California Declares Grid Emergency

California
California officials declared a statewide grid emergency.

California officials declared a statewide grid emergency to cope with surging demand for power amid a blistering heat wave, raising the prospect of rolling blackouts.

The California Independent System Operator issued a level-1 energy emergency alert around 3:10 p.m. local time Wednesday after tapping all of its available power supplies. The notice, which comes after officials asked homes and businesses to conserve, is a warning that the state is anticipating power shortages.

It’s the biggest test for California’s grid since the summer of 2020, when rolling outages engulfed portions of the state. It comes as Russia’s war in Ukraine triggers an energy crisis in Europe and as record temperatures driven by climate change tax grids around the globe.

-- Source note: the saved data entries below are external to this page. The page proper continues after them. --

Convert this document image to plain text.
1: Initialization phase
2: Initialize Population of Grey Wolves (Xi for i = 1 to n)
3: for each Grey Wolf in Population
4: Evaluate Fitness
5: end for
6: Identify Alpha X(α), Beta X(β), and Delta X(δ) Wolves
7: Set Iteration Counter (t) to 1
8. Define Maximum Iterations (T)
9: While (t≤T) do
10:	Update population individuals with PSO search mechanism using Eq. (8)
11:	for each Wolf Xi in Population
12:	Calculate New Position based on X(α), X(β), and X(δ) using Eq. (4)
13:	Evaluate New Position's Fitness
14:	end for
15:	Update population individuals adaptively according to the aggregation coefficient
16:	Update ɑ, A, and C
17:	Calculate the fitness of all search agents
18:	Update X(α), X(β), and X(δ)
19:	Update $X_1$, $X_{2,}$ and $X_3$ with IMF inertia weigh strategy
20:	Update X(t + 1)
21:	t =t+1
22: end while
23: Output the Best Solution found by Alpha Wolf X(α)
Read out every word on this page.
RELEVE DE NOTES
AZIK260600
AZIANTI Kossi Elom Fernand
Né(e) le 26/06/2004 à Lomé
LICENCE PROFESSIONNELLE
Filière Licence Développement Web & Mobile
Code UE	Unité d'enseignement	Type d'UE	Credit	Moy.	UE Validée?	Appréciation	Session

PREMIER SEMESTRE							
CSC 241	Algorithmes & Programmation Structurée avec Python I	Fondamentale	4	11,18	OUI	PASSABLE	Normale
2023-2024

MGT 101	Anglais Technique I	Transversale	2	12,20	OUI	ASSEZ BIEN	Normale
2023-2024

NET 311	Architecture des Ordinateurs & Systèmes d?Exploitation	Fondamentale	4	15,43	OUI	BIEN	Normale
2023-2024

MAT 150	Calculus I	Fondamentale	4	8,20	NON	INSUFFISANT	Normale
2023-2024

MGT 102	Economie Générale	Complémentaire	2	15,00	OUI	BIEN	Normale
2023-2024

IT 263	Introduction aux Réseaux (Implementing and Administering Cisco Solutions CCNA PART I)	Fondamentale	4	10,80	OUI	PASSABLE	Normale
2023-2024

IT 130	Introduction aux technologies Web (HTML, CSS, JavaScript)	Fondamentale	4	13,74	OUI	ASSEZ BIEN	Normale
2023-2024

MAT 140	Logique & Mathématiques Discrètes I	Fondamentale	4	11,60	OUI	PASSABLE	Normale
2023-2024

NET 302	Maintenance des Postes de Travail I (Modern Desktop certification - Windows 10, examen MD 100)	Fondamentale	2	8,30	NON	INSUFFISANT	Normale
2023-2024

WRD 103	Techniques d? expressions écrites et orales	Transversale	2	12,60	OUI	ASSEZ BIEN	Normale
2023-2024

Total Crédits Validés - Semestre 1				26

“It’s pretty clear Mother Nature has outrun us,” Governor Gavin Newsom, who issued an emergency proclamation Wednesday to free up extra power supplies, said during a news conference. “The reality is we’re living in an age of extremes — extreme heat, extreme drought.”

Newsom’s order temporarily loosens environmental regulations on gas-burning power plants, allowing them to run full-tilt during the heat wave, which the governor said could last for a week. It also allows businesses to use backup generators, rather than pulling electricity from the grid, and permits ships at the state’s busy ports to generate their own power while docked.

The order also warned that the grid operator, known as Caiso, forecasts potential electricity shortages of 3 gigawatts each evening from Sept. 4 through Sept. 6.

The worst dry spell in 1,200 years has gripped nearly every inch of California with drought this summer, leaving rivers and reservoirs perilously low. That has significant implications for a state that generates about 10% of its electricity from hydroelectric dams and has aggressively closed natural-gas power plants in recent years.

The grid operator reported that about 9 gigawatts of power-generating capacity wasn’t available Wednesday, including a 480 megawatt natural-gas unit in Southern California. A gigawatt is enough to power about 750,000 homes in California.

Officials asked residents to conserve power on both Wednesday and Thursday between 4 and 9 p.m. local time as temperatures soar above 100 degrees Fahrenheit (38 degrees Celsius).

California’s electricity demand is forecast to build over the next week and top 48 gigawatts on Monday and Tuesday, which would be the highest on the state grid since 2017, according to Caiso. Officials are projecting a shortfall of contracted reserves — excess supplies kept on hand as backup to prevent blackouts– during some of the tightest hours starting Wednesday night.

“We’re seeing some supply uncertainties for later in the day, so we’re asking consumers to help stabilize the grid by conserving electricity,” Caiso spokeswoman Anne Gonzales said in an email.

The call for conservation comes hours before state lawmakers are expected to decide the fate of the state’s largest power-generating facility: the Diablo Canyon nuclear plant. The two atomic reactors — the last remaining ones in the state — are scheduled to close by the end of 2025. But Newsom is pushing legislators to extend their lives by five years to shore up the grid against blackouts as the state transitions to renewable energy.

“This is critical in the context of making sure we have energy reliability going forward,” he said Wednesday.